March has me well on the way to a record year in terms of the number of books I’ve read. I think I can safely say that this blog has had a definite impact on my reading patterns. However, as with last month, I’m still acquiring books faster than I’m reading them. The pile in the photo above came courtesy of a giveaway by Katherine of Ventureadlaxre.
Mt TBR status
Mt TBR @ 1 January 2015: 202
Mt TBR @ 28 February 2015: 211
Mt TBR @ 31 March 2015: 215
14. The Lost Zodiac by Catherine Tennant. A non-fiction book on the astrological properties of constellations not considered part of the traditional zodiac. Too vague to get past my scepticism.
15. Be With Me by Becca Lusher. Review forthcoming.
16. Paradise City by C.J. Duggan. My first foray into New Adult. It didn’t sell me, though I’m willing to give the genre the benefit of a doubt. This book relied too much on the humiliation of its characters for my taste.
17. Machinations edited by Chris Andrews. This anthology was a little heavy on the sci-fi for a CSFG anthology and, with a few notable exceptions, the stories left me indifferent.

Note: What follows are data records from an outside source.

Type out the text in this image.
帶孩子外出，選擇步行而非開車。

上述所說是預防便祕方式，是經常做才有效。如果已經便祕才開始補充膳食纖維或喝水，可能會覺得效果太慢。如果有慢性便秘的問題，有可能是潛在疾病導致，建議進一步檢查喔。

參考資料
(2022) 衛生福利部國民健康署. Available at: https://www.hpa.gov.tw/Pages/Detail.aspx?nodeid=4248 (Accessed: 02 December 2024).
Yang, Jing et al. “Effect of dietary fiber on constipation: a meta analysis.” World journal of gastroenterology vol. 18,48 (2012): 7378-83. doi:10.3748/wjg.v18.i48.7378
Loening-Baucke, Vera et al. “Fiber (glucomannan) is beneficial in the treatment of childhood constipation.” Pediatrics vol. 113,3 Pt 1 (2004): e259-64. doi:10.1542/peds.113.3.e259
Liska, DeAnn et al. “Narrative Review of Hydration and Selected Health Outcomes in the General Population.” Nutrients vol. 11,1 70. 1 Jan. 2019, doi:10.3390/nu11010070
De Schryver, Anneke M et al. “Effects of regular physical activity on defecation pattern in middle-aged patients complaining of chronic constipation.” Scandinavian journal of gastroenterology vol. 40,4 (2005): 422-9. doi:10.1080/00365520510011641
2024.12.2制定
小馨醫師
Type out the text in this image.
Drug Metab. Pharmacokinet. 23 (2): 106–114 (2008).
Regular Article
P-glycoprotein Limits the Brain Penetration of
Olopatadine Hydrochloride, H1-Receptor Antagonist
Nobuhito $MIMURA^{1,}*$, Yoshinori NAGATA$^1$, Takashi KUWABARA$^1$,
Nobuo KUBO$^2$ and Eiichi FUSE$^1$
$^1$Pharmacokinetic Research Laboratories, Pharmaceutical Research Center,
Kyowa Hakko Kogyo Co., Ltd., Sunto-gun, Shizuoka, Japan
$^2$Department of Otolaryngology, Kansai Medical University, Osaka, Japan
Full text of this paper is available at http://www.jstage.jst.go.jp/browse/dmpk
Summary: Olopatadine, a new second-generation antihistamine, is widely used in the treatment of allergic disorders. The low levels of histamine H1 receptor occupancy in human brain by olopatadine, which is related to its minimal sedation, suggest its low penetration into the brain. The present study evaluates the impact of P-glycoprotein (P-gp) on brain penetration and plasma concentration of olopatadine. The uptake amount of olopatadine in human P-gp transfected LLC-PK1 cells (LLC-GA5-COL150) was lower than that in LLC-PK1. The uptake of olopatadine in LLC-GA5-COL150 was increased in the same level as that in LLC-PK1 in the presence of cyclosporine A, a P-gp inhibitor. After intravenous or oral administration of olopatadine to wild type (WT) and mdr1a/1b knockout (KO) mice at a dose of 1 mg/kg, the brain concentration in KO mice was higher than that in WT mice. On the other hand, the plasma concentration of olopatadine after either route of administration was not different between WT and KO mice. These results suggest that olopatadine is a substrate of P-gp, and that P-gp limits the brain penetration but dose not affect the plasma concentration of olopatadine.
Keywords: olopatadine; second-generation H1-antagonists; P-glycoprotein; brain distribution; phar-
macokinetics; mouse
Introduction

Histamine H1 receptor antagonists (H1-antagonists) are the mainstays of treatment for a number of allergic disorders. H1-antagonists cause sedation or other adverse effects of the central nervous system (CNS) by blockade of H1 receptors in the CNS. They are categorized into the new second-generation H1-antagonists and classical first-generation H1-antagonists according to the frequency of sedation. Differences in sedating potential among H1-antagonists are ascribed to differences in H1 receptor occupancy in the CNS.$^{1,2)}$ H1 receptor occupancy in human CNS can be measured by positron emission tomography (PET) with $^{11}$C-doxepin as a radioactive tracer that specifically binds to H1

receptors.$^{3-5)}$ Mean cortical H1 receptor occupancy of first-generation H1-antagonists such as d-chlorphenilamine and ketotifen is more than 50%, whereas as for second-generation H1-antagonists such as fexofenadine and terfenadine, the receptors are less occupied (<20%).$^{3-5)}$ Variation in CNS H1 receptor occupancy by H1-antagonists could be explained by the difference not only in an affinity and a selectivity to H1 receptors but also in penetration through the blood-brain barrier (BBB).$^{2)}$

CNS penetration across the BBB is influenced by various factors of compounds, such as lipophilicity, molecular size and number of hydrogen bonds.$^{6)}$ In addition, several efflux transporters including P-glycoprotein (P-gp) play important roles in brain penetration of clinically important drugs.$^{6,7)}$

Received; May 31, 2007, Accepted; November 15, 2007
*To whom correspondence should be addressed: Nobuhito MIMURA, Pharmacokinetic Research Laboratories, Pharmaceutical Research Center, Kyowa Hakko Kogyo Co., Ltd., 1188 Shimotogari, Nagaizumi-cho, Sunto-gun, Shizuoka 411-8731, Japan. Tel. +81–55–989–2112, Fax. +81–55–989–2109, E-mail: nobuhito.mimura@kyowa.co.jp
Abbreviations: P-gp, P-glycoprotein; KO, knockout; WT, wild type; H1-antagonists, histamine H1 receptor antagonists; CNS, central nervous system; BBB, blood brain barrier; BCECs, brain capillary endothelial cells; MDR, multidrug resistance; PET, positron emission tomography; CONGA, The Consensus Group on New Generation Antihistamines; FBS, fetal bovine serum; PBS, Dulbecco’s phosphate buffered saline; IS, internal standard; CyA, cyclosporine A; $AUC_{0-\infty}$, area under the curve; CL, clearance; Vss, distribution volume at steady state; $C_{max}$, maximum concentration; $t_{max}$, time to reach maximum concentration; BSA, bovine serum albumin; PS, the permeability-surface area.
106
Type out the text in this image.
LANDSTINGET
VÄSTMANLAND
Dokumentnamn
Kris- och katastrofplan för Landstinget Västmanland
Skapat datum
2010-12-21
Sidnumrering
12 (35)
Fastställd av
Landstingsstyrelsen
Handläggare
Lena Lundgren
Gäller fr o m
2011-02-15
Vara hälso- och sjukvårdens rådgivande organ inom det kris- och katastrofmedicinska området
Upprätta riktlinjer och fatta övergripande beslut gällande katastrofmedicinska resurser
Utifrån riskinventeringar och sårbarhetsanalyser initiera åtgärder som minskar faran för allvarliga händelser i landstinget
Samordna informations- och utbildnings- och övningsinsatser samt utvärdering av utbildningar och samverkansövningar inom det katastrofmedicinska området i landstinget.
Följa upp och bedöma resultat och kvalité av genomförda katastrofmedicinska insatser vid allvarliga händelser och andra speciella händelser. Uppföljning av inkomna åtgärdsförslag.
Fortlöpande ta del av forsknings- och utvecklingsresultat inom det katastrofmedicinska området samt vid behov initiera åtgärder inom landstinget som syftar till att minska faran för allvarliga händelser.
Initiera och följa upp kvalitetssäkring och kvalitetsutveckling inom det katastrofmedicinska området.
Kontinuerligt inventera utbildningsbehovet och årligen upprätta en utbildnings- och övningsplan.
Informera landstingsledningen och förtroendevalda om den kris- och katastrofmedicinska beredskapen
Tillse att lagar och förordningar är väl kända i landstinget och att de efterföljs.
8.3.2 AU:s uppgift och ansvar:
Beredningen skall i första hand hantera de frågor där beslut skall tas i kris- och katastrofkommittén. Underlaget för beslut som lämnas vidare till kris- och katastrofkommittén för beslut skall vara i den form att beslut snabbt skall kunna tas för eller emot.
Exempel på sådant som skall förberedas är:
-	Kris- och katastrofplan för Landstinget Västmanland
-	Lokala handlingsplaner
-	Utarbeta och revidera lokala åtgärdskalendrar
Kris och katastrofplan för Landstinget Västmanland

18. Saga, Volume 3 by Brian K Vaughan and Fiona Staples. Review forthcoming.
19. The Dagger of Dresnia by Satima Flavell. Review forthcoming.
20. Aurora: Darwin by Amanda Bridgeman. Reviewed here.
21. Deadly Heat by Richard Castle. The fifth book in the ghostwritten Nikki Heat series tied in to the TV show Castle. The series seems to be settling in tone, though there were a few quirks in the characterisation. A bit predictable but fast-paced fluff.
Thief of Songs by M.C.A. Hogarth
Hammered by Kevin Hearne
Patient Zero by Jonathan Maberry
Fireborn by Keri Arthur
Bitter Seeds by Ian Tregillis
The Hunt by Andrew Fukuda
Fated by Benedict Jacka
Allegiance by Wanda Wiltshire
Aurora: Darwin by Amanda Bridgeman
City of Fae by Pippa DaCosta
Dark Rebel by Becca Lusher
Aurora: Pegasus by Amanda Bridgeman
Aurora: Meridian by Amanda Bridgeman
Flesh and Blood by Kantayra. Naruto m/m slash fiction. Not hugely explicit, but not suitable for all audiences. The story focuses on a relationship between two fairly minor villains. Not only does the author display a fantastic understanding of the characters but they also avoid certain romance tropes in order to portray an unexpectedly healthy relationship.
The Princess Who Didn’t Eat Cake by Lynn O’Connacht. A short allegory regarding demisexuality. I found it a little bit laboured in places but a necessary tale when there’s such a lack of awareness and acceptance of demisexuality in all its forms.